You take your chair in a quiet Austin cafe, ordering your drink. The scene is set: An empty floor stage in front of your table, seats ready, instruments waiting. Five men dressed in black calmly make their way to their places on stage. A white-haired man takes up his accordion, and begins.

With the opening solo, you are transported to a cafe in Buenos Aires, surrounded by dancers in flowing crimson skirts and wild roses in their hair. A moment later, a violin enters your sound-scene and you find yourself in a New York nightclub, swaying to the hip improv of jazz. You want to jump to your feet and dance around, but you also want to remain cool sitting at your table, snapping your fingers to the driving beat. Such is the power and exquisite plight in the music of Astor Piazzolla, jazz-tango-classical composer.

If you’ve never heard of Astor Piazzolla, then you are one of perhaps the greater majority who remain unaware of this Argentinian Nuevo Tango composer. Enter Austin Piazzolla Quintet, at your service. Astor Piazzolla was a popular composer in the 1950s-60s-70s, known in the New York music scene for the incorporation in his classical music of jazz and Argentinian dance themes. Austin Piazzolla Quintet specializes, specifically, in performing Astor Piazzolla’s music as well as original compositions by Jonathan Geer, the pianist for the group. APQ focuses heavily on improvisation, which allows each man’s individual talent to shine before returning to the seamless interweaving of instrumental sounds for which the group is known. “You’ll see a lot of people who interpret [Piazzolla’s music] just as classical music, straight off the page, and it’s so soulless,” James Anderson, a classically trained violinist and founder of the group, says. “A lot of times the bass and the piano will be playing off the page and whoever has the melody is really flourishing around with it and being really free with it and it kind of goes back and forth. There’s this kind of ebb and flow to it.”
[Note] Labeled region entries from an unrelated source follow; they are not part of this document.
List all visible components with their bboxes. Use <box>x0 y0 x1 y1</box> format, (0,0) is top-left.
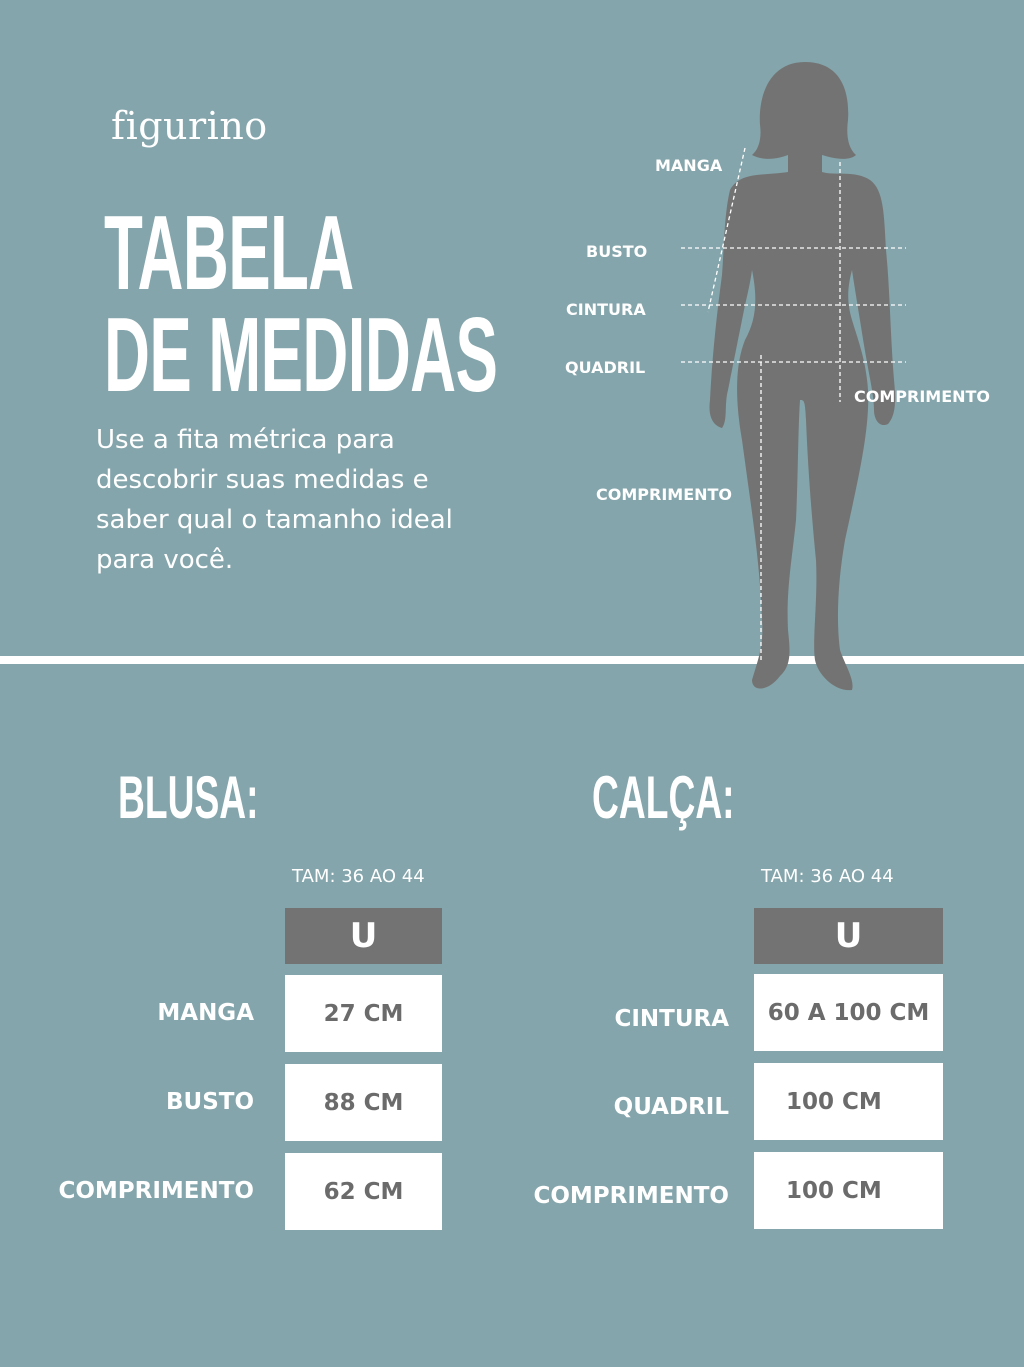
figure-label-quadril: QUADRIL <box>565 358 646 377</box>
page-title-line2: DE MEDIDAS <box>104 296 498 414</box>
blusa-cell: 88 CM <box>285 1064 442 1141</box>
calca-row-label: COMPRIMENTO <box>533 1183 729 1209</box>
figure-label-comprimento-bottom: COMPRIMENTO <box>596 485 733 504</box>
calca-size-range: TAM: 36 AO 44 <box>761 866 894 887</box>
calca-cell: 100 CM <box>754 1152 943 1229</box>
calca-row-label: CINTURA <box>614 1006 729 1032</box>
blusa-row-label: MANGA <box>157 1000 254 1026</box>
description: Use a fita métrica para descobrir suas m… <box>96 425 453 575</box>
figure-label-cintura: CINTURA <box>566 300 646 319</box>
blusa-column-header: U <box>285 908 442 964</box>
floor-divider <box>0 656 1024 664</box>
brand-logo: figurino <box>111 104 268 148</box>
calca-column-header: U <box>754 908 943 964</box>
body-silhouette-icon <box>681 62 906 691</box>
calca-cell: 60 A 100 CM <box>754 974 943 1051</box>
blusa-cell: 27 CM <box>285 975 442 1052</box>
blusa-size-range: TAM: 36 AO 44 <box>292 866 425 887</box>
calca-heading: CALÇA: <box>592 764 735 831</box>
calca-cell: 100 CM <box>754 1063 943 1140</box>
blusa-cell: 62 CM <box>285 1153 442 1230</box>
figure-label-comprimento-top: COMPRIMENTO <box>854 387 991 406</box>
figure-label-manga: MANGA <box>655 156 723 175</box>
blusa-heading: BLUSA: <box>118 764 259 831</box>
figure-label-busto: BUSTO <box>586 242 648 261</box>
blusa-row-label: COMPRIMENTO <box>58 1178 254 1204</box>
page-title-line1: TABELA <box>104 194 354 312</box>
calca-row-label: QUADRIL <box>613 1094 729 1120</box>
blusa-row-label: BUSTO <box>165 1089 254 1115</box>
The group initially received much attention from Austin’s dance community, but are clear that they mean to remain faithful to Piazzolla’s primarily musical audience. “We played Esquina Tango [a dance organization in Austin] and people went crazy,” says Anderson. “Especially the dancers latched on to it and kept asking us to play… One thing we’ve come to realize is that dance groups are not necessarily something we don’t want to play, but that’s not what we want to be. We’re not a dance group that does dances. We want to be a concert group and if people want to dance to it that’s great.”

The Austin Piazzolla Quintet is a veritable musical match made in heaven – these men, who are more brotherhood than band, have come together in a lightning-strike rarity of circumstances. “I moved here, and it was kind of my idea to put the group together. It was something I had been wanting to do for awhile, being a fan of Piazzolla’s music. And I moved here, put an ad out on Craigslist – then Jon [Geer] answered the ad,” says Anderson. It snowballed from there. Geer laughs, “It’s kind of amazing. Honestly. I was just kind of looking around.” With Geer came the convenience of a resident composer and provider of rehearsal space and recording technology. After asking several musician friends for a recommendation of a good accordion player, Anderson stumbled on the name of Mike Maddux. Maddux joined the group soon after and was later followed by guitarist Chris McQueen and bassist Pat Harris, who each joined the group based on recommendations as well.

There is a transformative quality about Piazzolla’s music. The music the band plays has an antiquated feel; the listener almost wishes for the grainy quality of vinyl to accompany the musical flavors of APQ. Jonathan Geer brilliantly taps into Piazzolla’s psyche in his own compositions as he sculpts his own creations in a similar style. “He’s [Piazzolla] got a lot of little motifs that you kind of hear over and over again. I started trying to create something in that same style, just looking at the scores of his, see how he created certain sounds. I try to emulate that a little bit while still making it my own sound but in that genre.” Geer’s modesty is deceiving; so closely has Geer been able to access Piazzolla’s style that parts of his own compositions are, at times, indistinguishable from those of Piazzolla. The men remain casually cool in their music-making, which is perhaps why it is just so darn fun to listen to the Austin Piazzolla Quintet. “Something we’ve talked about from the beginning was that we didn’t want … to play classical music, we wanted to play tangos in the way that he [Piazzolla] wanted,” says Anderson. If these musicians are reverent of anything in Piazzolla’s music, it is to be irreverent and maintain the grittiness of Piazzolla’s Nuevo Tango. Geer points out, “Much of the music is not on the page itself – you cannot notate how to have that dirt in there.”